В современном мире подавляющему большинству отцов приходится много времени отдавать работе, из-за чего они редко видят собственных детей. Утром они слишком заняты сборами на работу, чтобы общаться; по вечерам же, когда они возвращаются домой, дети уже спят (или должны спать). Нередко можно услышать, что чьи-то дети знают своего отца как «того типа, который приходит по выходным». В настоящей заботе о детях отцы участвуют редко; фактически их обязанности делят между собой матери и учреждения образования. Верно, что отец частенько искренне привязан к детям, пускай он и уделяет им лишь малую толику времени. В любое воскресенье в беднейших кварталах Лондона можно встретить множество отцов с маленькими детьми, и папы явно наслаждаются возможностью поближе познакомиться с отпрысками. Но, что бы себе ни думали отцы, с точки зрения ребенка это игра, лишенная серьезного значения.
В высших и профессиональных слоях общества принято препоручать младенцев опеке нянь, а тех, кто постарше, отправлять в пансионы. Мать выбирает няню, отец выбирает пансион, как бы сохраняя ощущение власти над потомством, а родителям-рабочим это недоступно. Но что касается близких контактов с детьми, то среди обеспеченных узы между матерью и ребенком, как правило, слабее, чем среди наемных работников. Отец может немного поиграть с детьми в выходные, однако реально участвует в их воспитании ничуть не больше, чем отец-рабочий. Он, конечно, несет экономическую ответственность и решает, где дети будут обучаться, но его личный контакт с ними обычно минимален и не может считать серьезным вкладом в воспитание.

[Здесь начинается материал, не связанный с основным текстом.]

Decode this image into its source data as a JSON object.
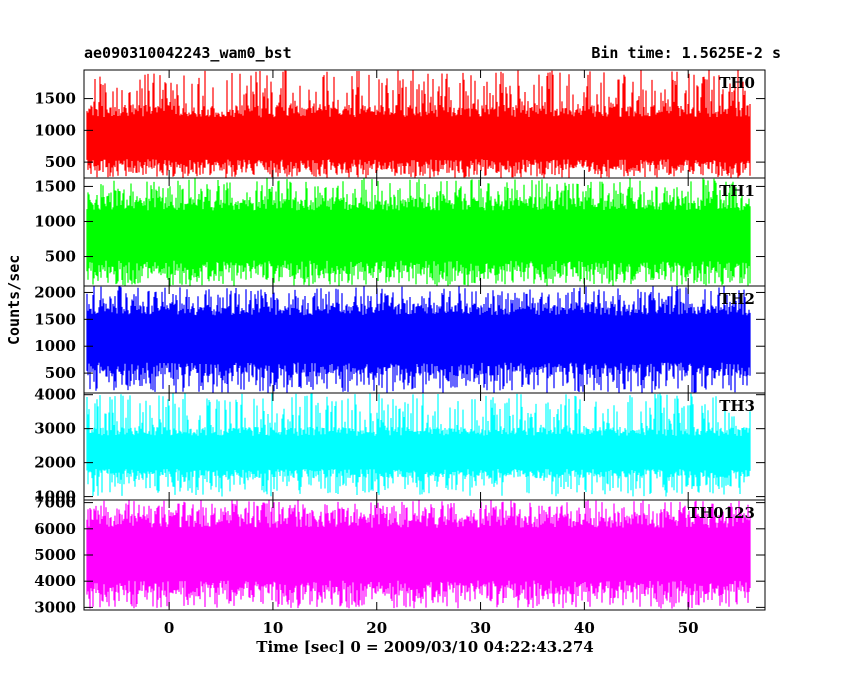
{
  "chart_data": {
    "type": "line",
    "title": "ae090310042243_wam0_bst",
    "subtitle": "Bin time: 1.5625E-2 s",
    "xlabel": "Time [sec] 0 = 2009/03/10 04:22:43.274",
    "ylabel": "Counts/sec",
    "xlim": [
      -8.2,
      57.4
    ],
    "x_range": [
      -8,
      56
    ],
    "xticks": [
      0,
      10,
      20,
      30,
      40,
      50
    ],
    "grid": false,
    "panels": [
      {
        "name": "TH0",
        "color": "#ff0000",
        "ylim": [
          250,
          1950
        ],
        "yticks": [
          500,
          1000,
          1500
        ],
        "mean": 850,
        "typ_low": 380,
        "typ_high": 1400,
        "min": 250,
        "max": 1950
      },
      {
        "name": "TH1",
        "color": "#00ff00",
        "ylim": [
          80,
          1620
        ],
        "yticks": [
          500,
          1000,
          1500
        ],
        "mean": 800,
        "typ_low": 250,
        "typ_high": 1350,
        "min": 80,
        "max": 1620
      },
      {
        "name": "TH2",
        "color": "#0000ff",
        "ylim": [
          130,
          2120
        ],
        "yticks": [
          500,
          1000,
          1500,
          2000
        ],
        "mean": 1150,
        "typ_low": 450,
        "typ_high": 1800,
        "min": 130,
        "max": 2120
      },
      {
        "name": "TH3",
        "color": "#00ffff",
        "ylim": [
          900,
          4050
        ],
        "yticks": [
          1000,
          2000,
          3000,
          4000
        ],
        "mean": 2300,
        "typ_low": 1550,
        "typ_high": 3050,
        "min": 1000,
        "max": 4050
      },
      {
        "name": "TH0123",
        "color": "#ff00ff",
        "ylim": [
          2900,
          7100
        ],
        "yticks": [
          3000,
          4000,
          5000,
          6000,
          7000
        ],
        "mean": 5000,
        "typ_low": 3500,
        "typ_high": 6600,
        "min": 2950,
        "max": 7100
      }
    ]
  }
}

Когда ребенок достигает подросткового возраста, возникает угроза конфликта с родителями, ибо ребенок мнит, что теперь вполне способен принимать самостоятельные решения, а родители всячески демонстрируют заботливость, которая нередко маскирует жажду власти. Родители опасаются дурного влияния и пытаются наставить подростков на путь истинный. Однако их суждения настолько догматичны, что молодежь отказывается доверять старшим и, как правило, поступает по своему разумению. Единственная уступка родителям в этом отношении – то, что молодежь пытается скрыть от родителей факт неповиновения. Посему нельзя утверждать, что от родителей есть какая-то польза в вопросах воспитания.

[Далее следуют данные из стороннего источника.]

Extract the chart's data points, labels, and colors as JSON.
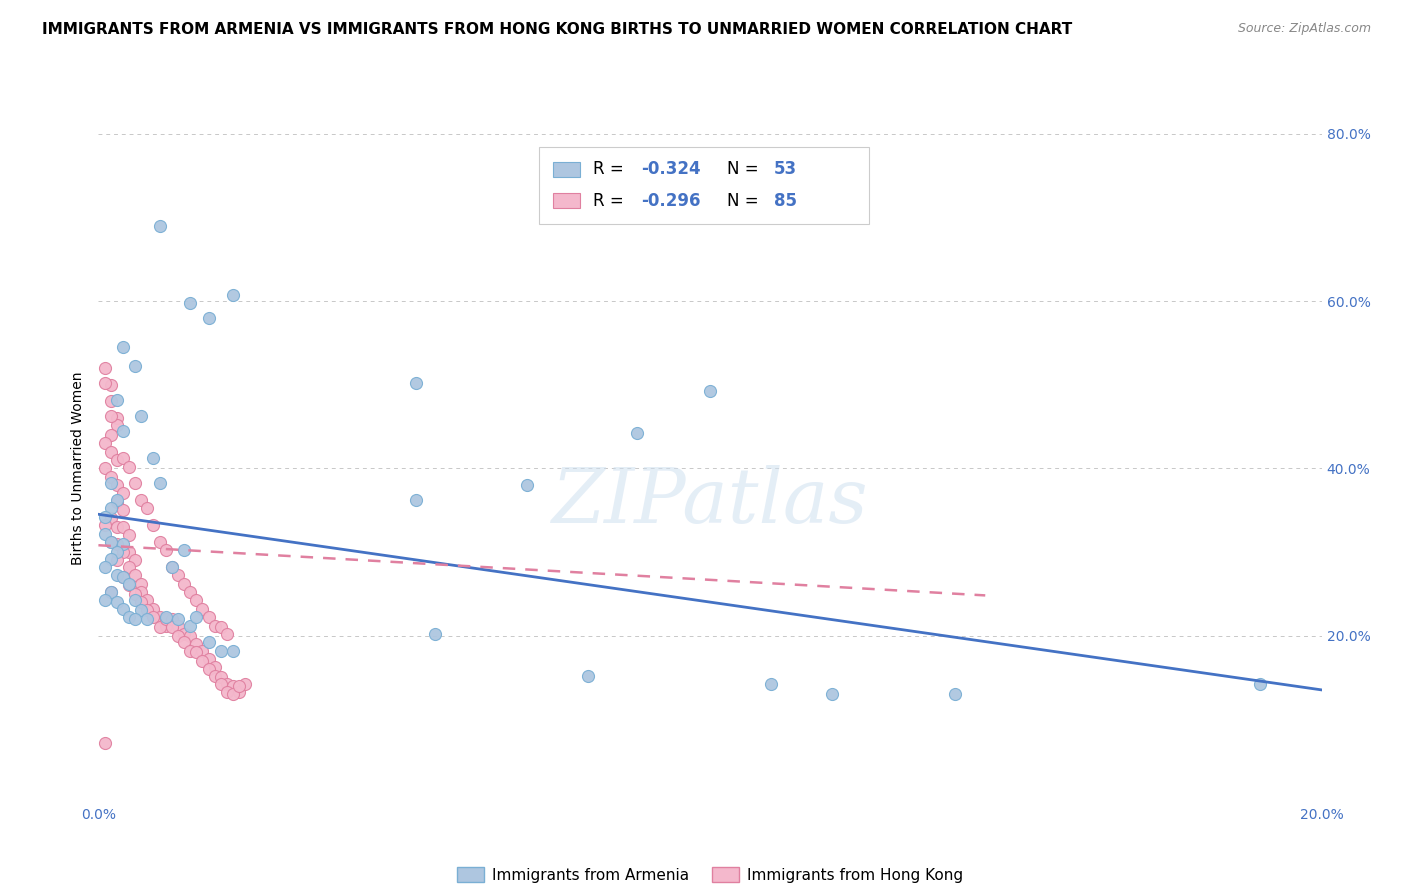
{
  "title": "IMMIGRANTS FROM ARMENIA VS IMMIGRANTS FROM HONG KONG BIRTHS TO UNMARRIED WOMEN CORRELATION CHART",
  "source": "Source: ZipAtlas.com",
  "watermark": "ZIPatlas",
  "ylabel_left": "Births to Unmarried Women",
  "x_min": 0.0,
  "x_max": 0.2,
  "y_min": 0.0,
  "y_max": 0.8,
  "armenia_color": "#aec6e0",
  "armenia_edge_color": "#7aafd4",
  "hongkong_color": "#f4b8cc",
  "hongkong_edge_color": "#e080a0",
  "armenia_line_color": "#4472c4",
  "hongkong_line_color": "#e080a0",
  "armenia_R": -0.324,
  "armenia_N": 53,
  "hongkong_R": -0.296,
  "hongkong_N": 85,
  "legend_text_color": "#4472c4",
  "background_color": "#ffffff",
  "grid_color": "#c8c8c8",
  "title_fontsize": 11,
  "label_fontsize": 10,
  "tick_fontsize": 10,
  "legend_fontsize": 12,
  "source_fontsize": 9
}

До сих пор мы рассматривали только слабость современной семьи. Теперь нужно изучить, в чем она по-прежнему сильна.
Семья сегодня важнее, пожалуй, по эмоциям, которые она порождает, чем по каким-либо иным причинам. Родительские эмоции мужчин и женщин важны, думаю, более прочих – по своей способности определять поступки. Равно мужчины и женщины, имеющие детей, выстраивают свою жизнь во многом с оглядкой на юных, и дети побуждают сугубо типичных мужчин и женщин вести себя кое в чем самоотверженно; быть может, показательнее всего здесь страхование жизни. Человек экономический столетней давности никогда не рисовался в учебниках как имеющий детей, хотя, безусловно, обладал детьми в фантазиях экономистов, которые, впрочем, принимали за данность тот факт, что конкуренция, которую они приписывали обществу, между отцами и сыновьями отсутствует. Понятно, что психология страхования жизни лежит вне цикла мотивов, связанных с классической политической экономией. Но эта политическая экономия не была психологически автономной, поскольку желание получить собственность неразрывно связано с родительскими чувствами. Риверс
[90] зашел так далеко, что предположил, будто вся частная собственность есть производная от родительских чувств. Он упоминает некоторых птиц, как бы присваивающих себе владения в период размножения, но не в другое время. Думаю, большинство мужчин согласится, что мы становимся более жадными, если угодно, с появлением детей. Эта жадность инстинктивна в общеупотребительном смысле слова, то есть спонтанна и гнездится в подсознании. Полагаю, что в этом отношении семья выступает важнейшим фактором экономического развития человечества и по-прежнему доминирует в мировоззрении тех, кому приличный доход позволяет делать сбережения.